8 Eylül 1946’da Mardin’in Savur ilçesinde doğan Sancar, 2015 yılında Kimya dalında Nobel Ödülü kazanarak bilim dünyasına damga vurdu.
Eğitim ve Kariyer Yolculuğu
Aziz Sancar, İstanbul Üniversitesi Tıp Fakültesi’nden mezun olduktan sonra ABD’ye giderek biyokimya alanında çalışmalar yapmaya başladı. Doktorasını 1977 yılında Teksas Üniversitesi’nde tamamlayan Sancar, özellikle DNA onarım mekanizmaları üzerine yoğunlaştı. Şu anda Kuzey Carolina Üniversitesi’nde (UNC) biyokimya ve biyofizik profesörü olarak çalışmalarını sürdürüyor.
Bilime Katkıları
Aziz Sancar’ın çalışmaları, DNA’nın kendini nasıl tamir ettiğini anlamak için yürütülen temel araştırmalara odaklandı. En önemli keşiflerinden biri, “nükleotid eksizyon tamiri” adı verilen mekanizmayı açıklığa kavuşturmasıdır. Bu mekanizma, DNA’daki hasarlı bölgelerin kesilip yenileriyle değiştirilmesini sağlar.

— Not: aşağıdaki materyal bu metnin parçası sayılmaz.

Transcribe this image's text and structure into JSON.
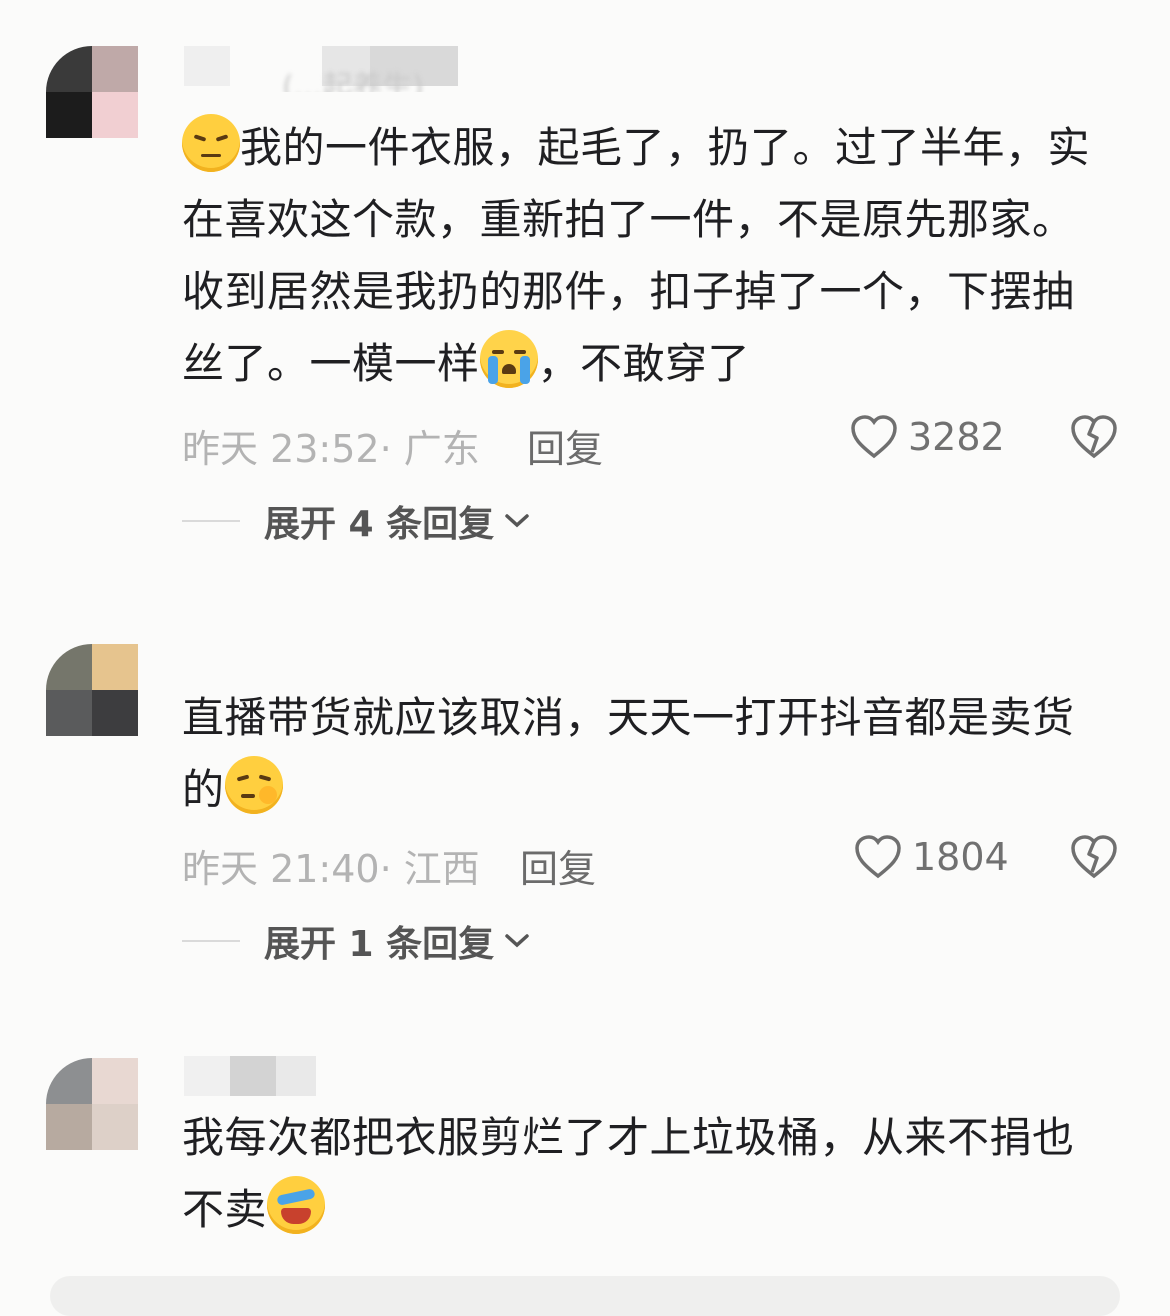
{
  "comments": [
    {
      "username_fragment": "(...起养生)",
      "text_before": "我的一件衣服，起毛了，扔了。过了半年，实在喜欢这个款，重新拍了一件，不是原先那家。收到居然是我扔的那件，扣子掉了一个，下摆抽丝了。一模一样",
      "text_after": "，不敢穿了",
      "lead_emoji": "annoyed-face-icon",
      "inline_emoji": "crying-face-icon",
      "time": "昨天 23:52",
      "location": "广东",
      "reply_label": "回复",
      "likes": "3282",
      "expand_label": "展开 4 条回复"
    },
    {
      "text_before": "直播带货就应该取消，天天一打开抖音都是卖货的",
      "inline_emoji": "smirking-face-icon",
      "time": "昨天 21:40",
      "location": "江西",
      "reply_label": "回复",
      "likes": "1804",
      "expand_label": "展开 1 条回复"
    },
    {
      "text_before": "我每次都把衣服剪烂了才上垃圾桶，从来不捐也不卖",
      "inline_emoji": "laughing-crying-face-icon"
    }
  ],
  "colors": {
    "background": "#fbfbfa",
    "text": "#1f1f22",
    "meta": "#b3b3b3",
    "emoji": "#ffcf3f"
  }
}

Bu buluş, özellikle UV ışınlarına bağlı cilt kanserlerinin anlaşılmasında ve tedavisinde büyük rol oynadı. Ayrıca Aziz Sancar’ın "sirkadiyen saat" üzerine yaptığı çalışmalar, biyolojik ritimlerin insan sağlığı üzerindeki etkilerini anlamada önemli bir temel oluşturdu.
2015 Nobel Kimya Ödülü
Sancar, Tomas Lindahl ve Paul Modrich ile birlikte DNA onarımıyla ilgili çalışmaları sayesinde 2015 yılında Nobel Kimya Ödülü’ne layık görüldü. Bu ödül, DNA hasarının nasıl düzeltildiğini ve genetik bilgilerin nasıl korunduğunu anlamada devrim niteliğinde bir adım olarak değerlendirildi.
Türk Gençlerine İlham
Aziz Sancar, bilimsel başarılarının yanı sıra, Türk gençlerine ilham veren bir figür olarak da öne çıkmaktadır. Türkiye’ye ve Türk kültürüne olan bağlılığını her fırsatta dile getiren Sancar, Nobel ödülünü Anıtkabir’e bağışlamış ve gençlere bilim yolunda çalışmalarını teşvik eden mesajlar vermiştir.
Sonuç
Aziz Sancar, bilimin evrensel dilini konuşarak insanlığa hizmet eden bir bilim insanıdır. Onun çalışmaları sadece bilim dünyasında değil, aynı zamanda Türk halkının bilimle olan bağını güçlendirmede de büyük bir rol oynamaktadır. DNA onarımı konusundaki keşifleri, kanser tedavilerinden genetik araştırmalara kadar birçok alanda devrim niteliği taşımaktadır.
Bu başarı öyküsü, bilime adanmış bir yaşamın neler başarabileceğinin en güzel örneklerinden biridir.